This is the rubber stamp image of the Shapeshifter I am using in my handwritten journal tonight. Today I felt as though I was one and I'm pretty sure I encountered a few as well.
The Shapeshifter in Joseph Campbell's world is based on Jungian archetypes. I particularly like this definition of Shapeshifter:
The shapeshifter changes role or personality, often in significant ways, and is hard to understand. That very changeability is the essence of this archetype. The shapeshifter's alliances and loyalty are uncertain, and the sincerity of his claims is often questionable. This keeps the hero off guard.

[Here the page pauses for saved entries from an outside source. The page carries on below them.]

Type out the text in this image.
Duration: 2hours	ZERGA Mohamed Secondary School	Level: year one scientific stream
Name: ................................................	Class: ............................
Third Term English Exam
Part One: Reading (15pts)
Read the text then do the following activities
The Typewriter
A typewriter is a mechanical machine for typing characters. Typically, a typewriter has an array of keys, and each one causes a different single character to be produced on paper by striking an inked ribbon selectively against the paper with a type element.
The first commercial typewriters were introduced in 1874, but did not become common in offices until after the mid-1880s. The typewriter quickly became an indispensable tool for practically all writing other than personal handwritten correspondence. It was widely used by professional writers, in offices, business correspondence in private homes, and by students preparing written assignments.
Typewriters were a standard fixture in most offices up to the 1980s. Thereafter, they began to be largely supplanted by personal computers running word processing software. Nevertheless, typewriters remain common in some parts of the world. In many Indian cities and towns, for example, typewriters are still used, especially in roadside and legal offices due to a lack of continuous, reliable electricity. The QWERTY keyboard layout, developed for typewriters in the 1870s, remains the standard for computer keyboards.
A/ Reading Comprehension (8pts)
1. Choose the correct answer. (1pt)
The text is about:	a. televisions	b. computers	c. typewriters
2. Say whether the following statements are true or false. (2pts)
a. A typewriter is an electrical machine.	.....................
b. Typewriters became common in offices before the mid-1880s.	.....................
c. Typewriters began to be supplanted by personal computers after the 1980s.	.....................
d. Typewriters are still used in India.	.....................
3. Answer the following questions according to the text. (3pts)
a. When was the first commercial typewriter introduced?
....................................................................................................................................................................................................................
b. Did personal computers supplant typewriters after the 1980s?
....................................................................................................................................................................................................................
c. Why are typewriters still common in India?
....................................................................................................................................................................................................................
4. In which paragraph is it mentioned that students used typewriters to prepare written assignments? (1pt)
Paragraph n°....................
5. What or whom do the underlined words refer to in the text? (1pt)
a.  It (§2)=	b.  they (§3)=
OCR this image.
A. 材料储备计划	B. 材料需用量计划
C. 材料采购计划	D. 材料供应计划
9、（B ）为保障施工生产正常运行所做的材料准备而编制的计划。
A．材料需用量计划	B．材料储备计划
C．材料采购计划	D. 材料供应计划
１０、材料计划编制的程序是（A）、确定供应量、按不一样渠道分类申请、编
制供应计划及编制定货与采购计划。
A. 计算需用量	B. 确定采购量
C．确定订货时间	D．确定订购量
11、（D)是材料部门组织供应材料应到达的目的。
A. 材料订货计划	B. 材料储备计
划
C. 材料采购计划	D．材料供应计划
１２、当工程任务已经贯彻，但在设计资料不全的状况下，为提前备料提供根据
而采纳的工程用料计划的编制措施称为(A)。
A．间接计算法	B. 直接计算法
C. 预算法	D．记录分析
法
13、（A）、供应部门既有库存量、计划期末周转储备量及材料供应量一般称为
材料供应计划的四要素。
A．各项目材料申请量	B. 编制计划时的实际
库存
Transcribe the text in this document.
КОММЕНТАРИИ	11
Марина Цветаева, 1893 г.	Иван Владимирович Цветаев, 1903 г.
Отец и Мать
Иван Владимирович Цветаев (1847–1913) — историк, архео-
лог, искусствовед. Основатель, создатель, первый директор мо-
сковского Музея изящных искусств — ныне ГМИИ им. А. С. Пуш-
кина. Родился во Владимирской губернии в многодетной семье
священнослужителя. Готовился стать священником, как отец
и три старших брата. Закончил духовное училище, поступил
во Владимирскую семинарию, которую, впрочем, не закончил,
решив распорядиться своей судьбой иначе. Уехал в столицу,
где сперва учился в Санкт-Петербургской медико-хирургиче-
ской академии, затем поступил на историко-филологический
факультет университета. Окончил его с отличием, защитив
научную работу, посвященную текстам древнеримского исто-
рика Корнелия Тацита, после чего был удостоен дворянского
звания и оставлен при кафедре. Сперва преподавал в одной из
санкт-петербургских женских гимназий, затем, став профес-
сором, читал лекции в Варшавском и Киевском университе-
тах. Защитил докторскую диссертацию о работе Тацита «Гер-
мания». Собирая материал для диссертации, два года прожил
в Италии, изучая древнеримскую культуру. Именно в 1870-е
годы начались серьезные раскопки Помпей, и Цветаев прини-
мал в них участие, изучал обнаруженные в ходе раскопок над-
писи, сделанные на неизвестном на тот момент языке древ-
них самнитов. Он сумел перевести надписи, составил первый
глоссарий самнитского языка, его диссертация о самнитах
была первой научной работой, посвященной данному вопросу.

The shapeshifter is often a person of the opposite sex, often the hero's romantic interest. In other stories the shapeshifter may be a friend or ally of the same sex, often a buddy figure, or in fantasies, a magical figure such as a shaman or wizard.
The shapeshifter is sometimes a catalyst whose changing nature forces changes in the hero, but the normal role is to bring suspense into a story by forcing the reader, along with the hero, to question beliefs and assumptions.
As with the other archetypes, any character, including the protagonist and antagonist, can take on attributes of the shapeshifter at different times in the story. The hero often assumes the role of shapeshifter to get past an obstacle. Mentors often appear as shapeshifters.
I apply this to myself today because I had to split into several personifications to accomplish what I had to get done. I was a householder, vacuumed and did the laundry. Then I shifted to a program administrator and spent several hours on the computer updating data bases and statistical reports, preparing an agenda and lists. I did all this in sweat pants and shirt, no make-up, only leaving the house to walk the dog. At 3:45 p.m. I left in office attire for a 5 p.m. meeting at Loyola Law School for the annual meeting of the St. Thomas More Society to plan the 2005 Red Mass in September. I threaded myself across a few freeways in rush hour traffic--eternally grateful I don't do this daily anymore. Then I shared space with 25 lawyers and judges while we hammered out our plan for the year. I had another meeting at the Palos Verdes Library at 7 p.m. for a meeting of volunteers for another committee I sit on so back across L.A. I went on freeways and surface streets. It was my first time at this meeting and I bluffed my way through it--they think I know what I'm doing. Then I came home, checked e-mail, walked the dog and listened to how my grandson's day went. Soon I'll be ready for bed, brand new rosary with lavender colored beads in hand to pray myself to sleep--after I jot down a few journal snippets and read at least 20 pages in my current book.
Maybe I'm not a Shapeshifter at all. Maybe I'm an obsessive-compulsive over-achiever trying to pretend that she's 40 again. All I know is that the bed looks awfully good right now and I'm glad this kind of day is rare at this point in my life. Was I a mentor, a teacher, or was I wiley coyote or some other trickster? This I know; I wasn't one of my favorite Shapeshifters--Superman--not even close!